On 8/17/21 8:56 PM, Nico Kadel-Garcia wrote:
On Tue, Aug 17, 2021 at 11:21 AM Yasha Karant <ykar...@gmail.com> wrote:

This is a poor design decision on the part of the Linux systems
implementers, as it breaks backward compatibility.  There is no reason
that an "auto-translator" from CIFS to what has been used in
unix/BSD/linux for a very long time should not have been implemented.

Please do not say why work should have been done that you haven't
tried to do yourself. CIFS, for example, supports multiple layers of
both username and group based permissions, with more complex
inheritance, ordered layers of "permit" and "deny" for each user or
group, and considerable awkwardness resolving them that costs
development, time, resources, and can cost a lot of tearing out of
hair when trying to transform it to POSIX style permissions.

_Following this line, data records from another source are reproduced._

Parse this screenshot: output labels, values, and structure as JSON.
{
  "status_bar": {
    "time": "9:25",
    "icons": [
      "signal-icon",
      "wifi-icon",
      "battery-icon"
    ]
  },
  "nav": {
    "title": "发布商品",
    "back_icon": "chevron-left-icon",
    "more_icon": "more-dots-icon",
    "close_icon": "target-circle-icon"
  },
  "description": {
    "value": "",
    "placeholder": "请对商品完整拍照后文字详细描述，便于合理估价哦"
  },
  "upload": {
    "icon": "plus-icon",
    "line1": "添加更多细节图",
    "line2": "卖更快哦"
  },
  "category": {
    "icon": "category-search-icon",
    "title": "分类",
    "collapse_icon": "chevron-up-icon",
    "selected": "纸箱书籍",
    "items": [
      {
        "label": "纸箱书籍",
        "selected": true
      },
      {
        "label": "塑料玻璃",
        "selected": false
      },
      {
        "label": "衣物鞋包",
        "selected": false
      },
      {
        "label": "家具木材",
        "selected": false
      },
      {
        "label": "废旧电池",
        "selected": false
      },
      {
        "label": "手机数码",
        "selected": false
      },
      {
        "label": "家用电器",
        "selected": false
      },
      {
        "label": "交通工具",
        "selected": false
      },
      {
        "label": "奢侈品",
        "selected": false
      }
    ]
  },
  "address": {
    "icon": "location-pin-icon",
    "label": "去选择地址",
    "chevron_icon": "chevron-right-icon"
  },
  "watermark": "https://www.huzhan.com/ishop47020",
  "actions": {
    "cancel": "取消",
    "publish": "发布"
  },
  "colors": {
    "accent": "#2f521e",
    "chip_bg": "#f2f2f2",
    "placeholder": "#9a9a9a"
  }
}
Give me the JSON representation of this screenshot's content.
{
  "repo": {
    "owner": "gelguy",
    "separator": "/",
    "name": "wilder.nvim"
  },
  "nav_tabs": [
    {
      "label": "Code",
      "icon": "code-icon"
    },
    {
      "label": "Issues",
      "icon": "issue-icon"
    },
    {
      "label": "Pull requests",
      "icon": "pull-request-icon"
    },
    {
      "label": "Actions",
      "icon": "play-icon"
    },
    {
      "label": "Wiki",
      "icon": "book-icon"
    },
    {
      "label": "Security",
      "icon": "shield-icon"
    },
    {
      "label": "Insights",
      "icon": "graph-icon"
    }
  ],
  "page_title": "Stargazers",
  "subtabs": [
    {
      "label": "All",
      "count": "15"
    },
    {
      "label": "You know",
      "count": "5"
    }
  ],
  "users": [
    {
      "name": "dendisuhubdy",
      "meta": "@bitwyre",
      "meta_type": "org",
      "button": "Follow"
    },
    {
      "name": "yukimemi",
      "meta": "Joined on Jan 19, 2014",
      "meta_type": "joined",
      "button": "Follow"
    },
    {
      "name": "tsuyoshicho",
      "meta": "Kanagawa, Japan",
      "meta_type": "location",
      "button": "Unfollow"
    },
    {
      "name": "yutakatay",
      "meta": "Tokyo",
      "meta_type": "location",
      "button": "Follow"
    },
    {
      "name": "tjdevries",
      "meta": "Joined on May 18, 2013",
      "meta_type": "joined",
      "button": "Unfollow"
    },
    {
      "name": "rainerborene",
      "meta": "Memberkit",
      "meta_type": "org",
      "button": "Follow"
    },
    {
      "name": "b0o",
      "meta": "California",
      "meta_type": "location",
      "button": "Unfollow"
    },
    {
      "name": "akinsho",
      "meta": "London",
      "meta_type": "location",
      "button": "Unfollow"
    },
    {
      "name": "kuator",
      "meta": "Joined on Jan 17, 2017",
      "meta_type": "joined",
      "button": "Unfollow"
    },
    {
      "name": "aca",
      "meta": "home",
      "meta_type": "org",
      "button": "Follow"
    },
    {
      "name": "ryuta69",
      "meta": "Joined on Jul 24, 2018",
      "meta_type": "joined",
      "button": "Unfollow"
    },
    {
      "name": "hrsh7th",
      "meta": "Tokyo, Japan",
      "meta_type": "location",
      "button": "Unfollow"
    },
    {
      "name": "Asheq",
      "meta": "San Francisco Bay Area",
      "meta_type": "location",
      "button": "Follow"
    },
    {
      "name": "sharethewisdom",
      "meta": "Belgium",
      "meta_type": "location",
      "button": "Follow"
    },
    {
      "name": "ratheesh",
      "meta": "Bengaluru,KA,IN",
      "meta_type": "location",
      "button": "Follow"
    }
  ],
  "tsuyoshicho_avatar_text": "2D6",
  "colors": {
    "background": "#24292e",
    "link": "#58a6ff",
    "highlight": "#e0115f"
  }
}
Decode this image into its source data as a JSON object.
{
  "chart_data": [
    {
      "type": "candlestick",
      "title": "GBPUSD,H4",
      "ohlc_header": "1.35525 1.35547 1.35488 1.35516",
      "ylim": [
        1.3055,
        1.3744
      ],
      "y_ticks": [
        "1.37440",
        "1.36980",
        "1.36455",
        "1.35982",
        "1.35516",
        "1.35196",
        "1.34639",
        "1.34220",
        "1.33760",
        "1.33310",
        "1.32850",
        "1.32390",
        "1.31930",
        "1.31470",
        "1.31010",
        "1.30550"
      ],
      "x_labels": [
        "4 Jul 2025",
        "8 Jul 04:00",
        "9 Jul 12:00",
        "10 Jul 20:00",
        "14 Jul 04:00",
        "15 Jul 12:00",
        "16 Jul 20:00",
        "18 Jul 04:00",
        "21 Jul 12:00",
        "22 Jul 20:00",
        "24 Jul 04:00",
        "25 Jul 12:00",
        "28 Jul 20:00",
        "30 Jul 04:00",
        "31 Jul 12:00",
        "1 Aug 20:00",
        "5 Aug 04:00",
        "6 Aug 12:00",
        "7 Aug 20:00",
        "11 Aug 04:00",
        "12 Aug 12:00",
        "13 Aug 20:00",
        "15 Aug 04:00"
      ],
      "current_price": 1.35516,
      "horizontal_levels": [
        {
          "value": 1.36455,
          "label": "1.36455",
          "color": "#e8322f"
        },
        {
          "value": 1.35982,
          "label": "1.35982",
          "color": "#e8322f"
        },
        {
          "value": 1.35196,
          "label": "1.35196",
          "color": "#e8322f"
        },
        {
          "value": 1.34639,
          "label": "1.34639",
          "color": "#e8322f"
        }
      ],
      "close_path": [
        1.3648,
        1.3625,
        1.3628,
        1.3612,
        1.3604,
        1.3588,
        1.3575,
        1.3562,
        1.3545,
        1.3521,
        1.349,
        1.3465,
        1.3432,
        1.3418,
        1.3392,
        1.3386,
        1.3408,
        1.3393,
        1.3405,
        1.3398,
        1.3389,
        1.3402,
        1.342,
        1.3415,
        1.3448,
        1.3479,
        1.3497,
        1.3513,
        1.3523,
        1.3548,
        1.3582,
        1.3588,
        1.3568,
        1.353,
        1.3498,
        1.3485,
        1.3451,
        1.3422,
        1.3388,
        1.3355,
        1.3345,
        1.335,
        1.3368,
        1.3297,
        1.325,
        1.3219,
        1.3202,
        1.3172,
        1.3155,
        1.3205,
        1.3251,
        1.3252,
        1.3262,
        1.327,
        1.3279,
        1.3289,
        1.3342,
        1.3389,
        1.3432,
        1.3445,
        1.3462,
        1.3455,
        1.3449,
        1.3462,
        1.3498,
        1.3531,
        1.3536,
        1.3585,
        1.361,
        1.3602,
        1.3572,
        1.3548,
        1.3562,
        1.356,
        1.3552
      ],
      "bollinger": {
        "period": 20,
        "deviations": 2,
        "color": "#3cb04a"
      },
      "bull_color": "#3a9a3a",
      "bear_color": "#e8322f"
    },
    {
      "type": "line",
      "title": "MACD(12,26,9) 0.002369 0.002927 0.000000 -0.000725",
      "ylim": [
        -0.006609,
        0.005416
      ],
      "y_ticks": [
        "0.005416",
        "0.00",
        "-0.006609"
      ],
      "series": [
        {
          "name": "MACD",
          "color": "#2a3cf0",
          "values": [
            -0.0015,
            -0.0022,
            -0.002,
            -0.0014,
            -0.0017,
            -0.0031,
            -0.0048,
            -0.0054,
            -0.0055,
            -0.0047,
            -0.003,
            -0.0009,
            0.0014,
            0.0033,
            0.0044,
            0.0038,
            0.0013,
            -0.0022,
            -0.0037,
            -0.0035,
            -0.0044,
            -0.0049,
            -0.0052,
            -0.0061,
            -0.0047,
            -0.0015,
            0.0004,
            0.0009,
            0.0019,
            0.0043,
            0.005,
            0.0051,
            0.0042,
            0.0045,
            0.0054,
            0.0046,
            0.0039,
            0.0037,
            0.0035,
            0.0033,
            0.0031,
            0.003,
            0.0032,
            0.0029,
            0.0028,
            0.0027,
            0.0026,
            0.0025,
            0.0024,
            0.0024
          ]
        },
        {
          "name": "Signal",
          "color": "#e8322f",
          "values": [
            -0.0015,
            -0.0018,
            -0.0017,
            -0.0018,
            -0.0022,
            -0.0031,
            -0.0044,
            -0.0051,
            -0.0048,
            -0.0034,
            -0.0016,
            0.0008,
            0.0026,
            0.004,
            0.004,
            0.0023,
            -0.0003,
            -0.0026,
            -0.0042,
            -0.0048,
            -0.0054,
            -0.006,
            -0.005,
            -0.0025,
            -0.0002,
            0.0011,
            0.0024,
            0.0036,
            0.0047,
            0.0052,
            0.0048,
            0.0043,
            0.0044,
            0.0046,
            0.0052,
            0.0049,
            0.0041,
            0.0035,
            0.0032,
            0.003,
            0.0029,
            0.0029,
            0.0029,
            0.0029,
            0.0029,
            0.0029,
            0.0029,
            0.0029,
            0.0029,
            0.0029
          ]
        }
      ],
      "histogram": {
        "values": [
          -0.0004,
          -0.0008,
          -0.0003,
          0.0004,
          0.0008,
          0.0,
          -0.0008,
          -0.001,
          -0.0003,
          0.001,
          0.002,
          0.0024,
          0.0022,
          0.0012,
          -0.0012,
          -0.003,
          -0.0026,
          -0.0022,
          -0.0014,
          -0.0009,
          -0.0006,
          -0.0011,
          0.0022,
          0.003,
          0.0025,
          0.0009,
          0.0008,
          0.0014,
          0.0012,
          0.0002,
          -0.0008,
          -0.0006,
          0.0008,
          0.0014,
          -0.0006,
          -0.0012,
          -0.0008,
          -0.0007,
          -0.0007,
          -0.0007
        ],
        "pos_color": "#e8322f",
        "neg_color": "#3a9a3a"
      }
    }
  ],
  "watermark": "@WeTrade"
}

CIFS was not designed for UNIX. It was designed for Windows
file-sharing, which has quite a few different distinctions due to the
previous VFAT or more modern NTFS filesystems which underly windows
filesystems and their capabilities.

NFSv4 ACL's come close to these permissions, but managing those in the
Linux world is a serious pain in the ass. Samba does a pretty good of
transforming underlying POSIX filesystems into CIFS compatible access,

Although this practice is not uncommon in the profiteer sector as
planned obsolescence for cash flow and other fiscal measures dominate,
and for which the customers have very little control (the typical EULA
is similar to the Godfather's offer you cannot refuse), it should be
different in the open systems source code sector.  Has anyone written a
script that converts "old" into CIFS?

CIFS is not the server. CIFS is the protocol. If the setups of the
server has changed, that's the server or the server configuration.
You'll need to negotiate that with the server admins.